In this work, we want to compare the methods for identifying the most central characters as described in section 4. As a gold standard, we use the manually annotated Kindler summaries. The generated rankings for each novel, as well as the rankings from the summaries are first cleaned up so that only real names remain.
Our evaluation is based on the assumption that a summary contains all important characters. Since those summaries are carefully created and even revised by experts we propose that this assumption holds. For each summary, we create a ranking of the mentioned characters by [a] the number of occurrences (gold_count from here) and [b] the order of occurrence (gold_order from here). We relax the ranking assumption and only select the top 5 (top 10) figures from the summary rankings and compare them against the top 5 (top 10) characters in the automatically obtained rankings for the novels without respecting the particular ordering. If the name of a character from the gold standard is exactly found in an automatic ranking, there is a match. Table 1 shows the resulting correspondences with the two gold rankings, averaged over all 58 novels.
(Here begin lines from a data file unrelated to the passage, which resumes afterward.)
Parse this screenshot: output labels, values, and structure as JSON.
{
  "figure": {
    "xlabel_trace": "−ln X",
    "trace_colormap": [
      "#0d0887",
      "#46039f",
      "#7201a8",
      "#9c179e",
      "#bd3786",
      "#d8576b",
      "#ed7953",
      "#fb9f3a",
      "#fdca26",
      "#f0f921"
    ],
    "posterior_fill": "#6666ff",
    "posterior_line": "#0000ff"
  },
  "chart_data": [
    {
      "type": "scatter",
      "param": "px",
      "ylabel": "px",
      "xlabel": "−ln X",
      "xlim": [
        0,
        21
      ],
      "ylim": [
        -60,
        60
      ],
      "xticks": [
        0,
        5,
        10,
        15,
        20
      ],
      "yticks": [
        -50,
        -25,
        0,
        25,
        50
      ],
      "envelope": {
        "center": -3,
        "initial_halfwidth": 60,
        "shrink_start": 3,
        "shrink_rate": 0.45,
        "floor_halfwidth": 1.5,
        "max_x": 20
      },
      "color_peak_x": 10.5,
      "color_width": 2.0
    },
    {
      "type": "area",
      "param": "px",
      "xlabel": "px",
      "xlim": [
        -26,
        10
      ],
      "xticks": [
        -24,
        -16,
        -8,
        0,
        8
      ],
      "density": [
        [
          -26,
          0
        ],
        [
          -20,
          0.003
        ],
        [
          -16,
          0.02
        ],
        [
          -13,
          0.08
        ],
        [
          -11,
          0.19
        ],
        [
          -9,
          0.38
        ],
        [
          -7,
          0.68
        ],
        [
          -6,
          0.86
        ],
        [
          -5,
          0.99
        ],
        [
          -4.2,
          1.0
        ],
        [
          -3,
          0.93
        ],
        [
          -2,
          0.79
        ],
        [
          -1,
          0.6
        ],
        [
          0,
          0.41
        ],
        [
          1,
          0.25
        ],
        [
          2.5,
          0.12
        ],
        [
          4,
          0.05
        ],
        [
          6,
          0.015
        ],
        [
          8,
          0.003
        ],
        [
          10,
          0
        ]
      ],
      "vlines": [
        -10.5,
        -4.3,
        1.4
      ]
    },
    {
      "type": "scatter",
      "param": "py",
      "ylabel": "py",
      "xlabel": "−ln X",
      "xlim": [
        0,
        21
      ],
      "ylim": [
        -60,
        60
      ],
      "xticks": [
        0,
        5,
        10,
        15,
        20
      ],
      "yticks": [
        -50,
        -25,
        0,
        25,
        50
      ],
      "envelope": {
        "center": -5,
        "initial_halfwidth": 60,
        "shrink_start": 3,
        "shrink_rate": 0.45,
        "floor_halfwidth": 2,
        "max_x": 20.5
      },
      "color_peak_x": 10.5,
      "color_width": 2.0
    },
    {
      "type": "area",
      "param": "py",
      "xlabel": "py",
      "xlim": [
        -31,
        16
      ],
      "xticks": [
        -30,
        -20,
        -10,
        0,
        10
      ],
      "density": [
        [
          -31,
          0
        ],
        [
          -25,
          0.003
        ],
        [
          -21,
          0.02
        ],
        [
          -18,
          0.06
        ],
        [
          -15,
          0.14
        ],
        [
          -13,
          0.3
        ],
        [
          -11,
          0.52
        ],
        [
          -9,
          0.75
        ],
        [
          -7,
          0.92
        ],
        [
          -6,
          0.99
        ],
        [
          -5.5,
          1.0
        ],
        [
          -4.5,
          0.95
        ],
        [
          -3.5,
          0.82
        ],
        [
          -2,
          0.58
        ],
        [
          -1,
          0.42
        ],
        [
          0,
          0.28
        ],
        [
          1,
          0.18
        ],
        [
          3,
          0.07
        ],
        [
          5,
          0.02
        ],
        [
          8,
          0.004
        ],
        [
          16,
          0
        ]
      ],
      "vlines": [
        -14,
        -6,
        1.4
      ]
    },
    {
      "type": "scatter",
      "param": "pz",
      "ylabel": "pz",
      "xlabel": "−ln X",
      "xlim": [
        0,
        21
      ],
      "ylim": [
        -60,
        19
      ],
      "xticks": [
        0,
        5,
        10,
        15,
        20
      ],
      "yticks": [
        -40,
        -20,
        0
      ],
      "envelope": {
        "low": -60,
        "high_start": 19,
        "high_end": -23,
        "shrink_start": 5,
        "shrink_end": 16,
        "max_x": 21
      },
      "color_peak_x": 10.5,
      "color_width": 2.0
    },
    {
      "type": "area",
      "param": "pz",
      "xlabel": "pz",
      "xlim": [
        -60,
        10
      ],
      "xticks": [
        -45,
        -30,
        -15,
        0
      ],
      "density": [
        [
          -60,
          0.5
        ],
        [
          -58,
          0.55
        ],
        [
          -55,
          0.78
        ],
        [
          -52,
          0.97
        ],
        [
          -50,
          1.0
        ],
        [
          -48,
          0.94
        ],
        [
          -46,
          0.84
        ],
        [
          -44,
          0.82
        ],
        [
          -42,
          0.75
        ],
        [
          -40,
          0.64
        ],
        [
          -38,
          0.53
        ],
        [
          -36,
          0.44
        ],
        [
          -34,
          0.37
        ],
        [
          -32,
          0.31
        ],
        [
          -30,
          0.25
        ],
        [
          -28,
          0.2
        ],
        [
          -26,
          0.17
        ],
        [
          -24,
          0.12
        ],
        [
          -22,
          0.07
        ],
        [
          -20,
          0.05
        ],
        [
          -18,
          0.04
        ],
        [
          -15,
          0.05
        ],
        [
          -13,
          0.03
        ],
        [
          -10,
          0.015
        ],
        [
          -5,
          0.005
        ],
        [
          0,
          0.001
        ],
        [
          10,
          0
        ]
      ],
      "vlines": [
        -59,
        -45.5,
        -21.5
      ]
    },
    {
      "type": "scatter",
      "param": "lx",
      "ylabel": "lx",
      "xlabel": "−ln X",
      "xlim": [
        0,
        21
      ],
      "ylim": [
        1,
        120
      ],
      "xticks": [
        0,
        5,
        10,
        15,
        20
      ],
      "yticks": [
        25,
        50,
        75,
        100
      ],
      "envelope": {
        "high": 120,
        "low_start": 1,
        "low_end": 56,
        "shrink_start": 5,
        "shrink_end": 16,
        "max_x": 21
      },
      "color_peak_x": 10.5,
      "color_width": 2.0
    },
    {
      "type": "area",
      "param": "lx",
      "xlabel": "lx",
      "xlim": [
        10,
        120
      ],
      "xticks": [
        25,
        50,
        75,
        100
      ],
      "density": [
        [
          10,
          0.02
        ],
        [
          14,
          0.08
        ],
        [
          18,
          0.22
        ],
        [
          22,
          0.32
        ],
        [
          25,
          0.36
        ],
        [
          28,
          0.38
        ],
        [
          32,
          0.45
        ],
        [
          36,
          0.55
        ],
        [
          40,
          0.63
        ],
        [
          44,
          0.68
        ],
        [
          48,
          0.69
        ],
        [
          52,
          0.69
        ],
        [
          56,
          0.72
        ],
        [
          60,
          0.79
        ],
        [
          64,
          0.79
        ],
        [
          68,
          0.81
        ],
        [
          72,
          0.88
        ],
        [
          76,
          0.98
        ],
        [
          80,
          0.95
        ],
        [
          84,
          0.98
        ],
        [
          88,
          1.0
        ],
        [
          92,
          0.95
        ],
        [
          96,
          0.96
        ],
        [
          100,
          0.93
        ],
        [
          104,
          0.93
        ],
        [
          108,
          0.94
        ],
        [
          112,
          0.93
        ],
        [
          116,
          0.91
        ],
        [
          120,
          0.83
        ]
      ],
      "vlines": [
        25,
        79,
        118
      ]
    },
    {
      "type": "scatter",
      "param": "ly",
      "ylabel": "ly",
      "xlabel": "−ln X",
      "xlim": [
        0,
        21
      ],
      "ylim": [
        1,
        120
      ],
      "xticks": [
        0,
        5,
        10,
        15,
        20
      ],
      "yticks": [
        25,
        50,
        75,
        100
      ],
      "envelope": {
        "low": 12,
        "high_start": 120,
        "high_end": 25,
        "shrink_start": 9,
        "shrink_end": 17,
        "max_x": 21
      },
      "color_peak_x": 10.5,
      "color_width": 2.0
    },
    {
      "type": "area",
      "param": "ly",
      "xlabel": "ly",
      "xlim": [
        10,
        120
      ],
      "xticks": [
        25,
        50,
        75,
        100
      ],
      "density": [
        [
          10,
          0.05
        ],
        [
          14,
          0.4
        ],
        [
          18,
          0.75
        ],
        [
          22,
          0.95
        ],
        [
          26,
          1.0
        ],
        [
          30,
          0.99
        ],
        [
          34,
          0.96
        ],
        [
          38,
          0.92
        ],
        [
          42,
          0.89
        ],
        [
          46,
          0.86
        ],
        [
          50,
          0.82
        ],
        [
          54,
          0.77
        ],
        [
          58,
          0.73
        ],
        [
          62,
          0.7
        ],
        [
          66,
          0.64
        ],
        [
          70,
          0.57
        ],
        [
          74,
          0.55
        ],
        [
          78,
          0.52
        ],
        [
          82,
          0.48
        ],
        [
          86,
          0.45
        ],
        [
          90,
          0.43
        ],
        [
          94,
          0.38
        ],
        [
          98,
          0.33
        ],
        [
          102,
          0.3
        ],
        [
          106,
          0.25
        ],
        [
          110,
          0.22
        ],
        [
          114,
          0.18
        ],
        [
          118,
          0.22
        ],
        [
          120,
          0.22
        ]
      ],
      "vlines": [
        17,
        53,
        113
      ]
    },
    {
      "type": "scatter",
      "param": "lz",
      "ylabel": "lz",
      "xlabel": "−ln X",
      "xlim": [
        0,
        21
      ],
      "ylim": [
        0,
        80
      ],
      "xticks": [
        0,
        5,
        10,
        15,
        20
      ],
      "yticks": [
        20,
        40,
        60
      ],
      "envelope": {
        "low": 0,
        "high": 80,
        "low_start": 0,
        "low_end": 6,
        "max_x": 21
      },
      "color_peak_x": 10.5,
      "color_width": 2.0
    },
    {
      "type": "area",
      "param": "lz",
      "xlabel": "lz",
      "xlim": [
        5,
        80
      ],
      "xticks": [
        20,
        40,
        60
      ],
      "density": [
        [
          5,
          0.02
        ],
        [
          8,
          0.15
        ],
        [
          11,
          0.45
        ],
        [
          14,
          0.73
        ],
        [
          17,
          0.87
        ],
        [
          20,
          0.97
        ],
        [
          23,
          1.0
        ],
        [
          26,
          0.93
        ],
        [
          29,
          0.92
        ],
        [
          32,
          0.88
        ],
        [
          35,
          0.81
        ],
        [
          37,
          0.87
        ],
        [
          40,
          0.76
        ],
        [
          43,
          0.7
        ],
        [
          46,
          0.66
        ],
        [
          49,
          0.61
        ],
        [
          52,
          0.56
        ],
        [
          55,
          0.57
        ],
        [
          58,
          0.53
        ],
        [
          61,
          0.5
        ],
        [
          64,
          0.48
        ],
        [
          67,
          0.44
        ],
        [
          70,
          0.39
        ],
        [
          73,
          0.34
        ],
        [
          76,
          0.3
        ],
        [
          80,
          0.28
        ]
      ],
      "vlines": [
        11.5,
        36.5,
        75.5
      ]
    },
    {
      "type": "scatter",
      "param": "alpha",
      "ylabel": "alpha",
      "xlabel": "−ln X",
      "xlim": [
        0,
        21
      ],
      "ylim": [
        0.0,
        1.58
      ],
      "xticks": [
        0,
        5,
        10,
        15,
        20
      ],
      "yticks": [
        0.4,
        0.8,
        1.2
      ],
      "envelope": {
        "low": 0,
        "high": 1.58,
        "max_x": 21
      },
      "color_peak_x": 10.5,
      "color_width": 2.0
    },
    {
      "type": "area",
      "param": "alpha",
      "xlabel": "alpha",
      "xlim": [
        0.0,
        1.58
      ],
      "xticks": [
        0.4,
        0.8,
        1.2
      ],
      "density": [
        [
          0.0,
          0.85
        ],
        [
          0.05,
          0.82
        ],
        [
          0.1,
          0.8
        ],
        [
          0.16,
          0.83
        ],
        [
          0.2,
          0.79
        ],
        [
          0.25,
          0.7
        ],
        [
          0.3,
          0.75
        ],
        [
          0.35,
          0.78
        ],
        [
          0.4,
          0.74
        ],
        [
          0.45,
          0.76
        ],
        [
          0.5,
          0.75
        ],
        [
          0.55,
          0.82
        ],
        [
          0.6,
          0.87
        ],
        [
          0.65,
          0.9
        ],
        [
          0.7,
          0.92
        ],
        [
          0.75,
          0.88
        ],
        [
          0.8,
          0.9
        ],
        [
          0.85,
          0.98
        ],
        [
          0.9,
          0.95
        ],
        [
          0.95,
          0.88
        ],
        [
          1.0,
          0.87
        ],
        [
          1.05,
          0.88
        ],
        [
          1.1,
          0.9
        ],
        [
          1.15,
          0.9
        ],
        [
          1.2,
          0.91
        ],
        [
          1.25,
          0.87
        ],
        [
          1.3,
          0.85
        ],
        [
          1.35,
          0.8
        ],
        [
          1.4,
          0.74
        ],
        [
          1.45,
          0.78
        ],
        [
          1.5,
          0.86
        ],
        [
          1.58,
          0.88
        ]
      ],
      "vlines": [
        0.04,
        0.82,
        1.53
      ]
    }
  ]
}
Table 1: Overview of the successfully matched entities between the two relaxed rankings from the summaries (gold_count, gold_order) and the generated relaxed rankings for the top 5 and the top 10 entities (DSN= Direct Speech Network; PN = Paragraph Network;DSC = Direct Speech Count; Count = simple frequency)
Table 1 displays first results for the identification of main characters in novels. Nevertheless, none of the methods yields very high scores for this kind of evaluation. Interestingly, the simpler approaches seem to be suited well for the task.
The low values can be explained by a variety of errors which can be grouped in three categories. Firstly, a character might not be among the top 10 of the relaxed ranking from Kindler. If automatic matches to lower positions in the ranking are allowed, the score in Table 2 can be reached.
Table 2: Accuracy of the matching, independent of the position in the automatic ranking
We can see that approximately 60% of the characters can now be matched unambiguously.
The highest percentage of errors is due to incorrectly resolved coreferences. Clusters of the same character that have not been merged during the CR do not only create redundant elements in the rankings, wrongly merged clusters also mean, that one character can never be matched correctly. If coreference errors are ignored, the results are as shown in table 3.
Table 3: Accuracy of the matching, independent of the position in the automatic ranking, CR errors ignored
The third error type of originates from different spellings of the same name which make an unambiguous matching very difficult (e.g. “Amanzéi” vs. “Amanzei”, “Lenore” vs. “Leonore”). Those kinds of errors are caused by different encodings, since the novels and the summaries originate from separate sources. Further reasons which render the matching more difficult or impossible respectively are missing or incorrectly detected Named Entities. The error analysis shows that future improvements are especially needed for the CR or procedures which avoid CR, since those have a better chance to succeed.
In this paper we showed work in progress to extract SNs from German novels. We compared four different approaches to the identification of central characters and evaluated against manually annotated summaries. Two presented methods rely on direct speech, the other methods can be applied to any novel. At least for this task, the more challenging approaches of determining speaker and addressee of direct speech and creating networks from the resulting interactions did score slightly lower than the simpler approaches. To improve the results, future work especially needs to be invested into the creation of a less error-prone CR system.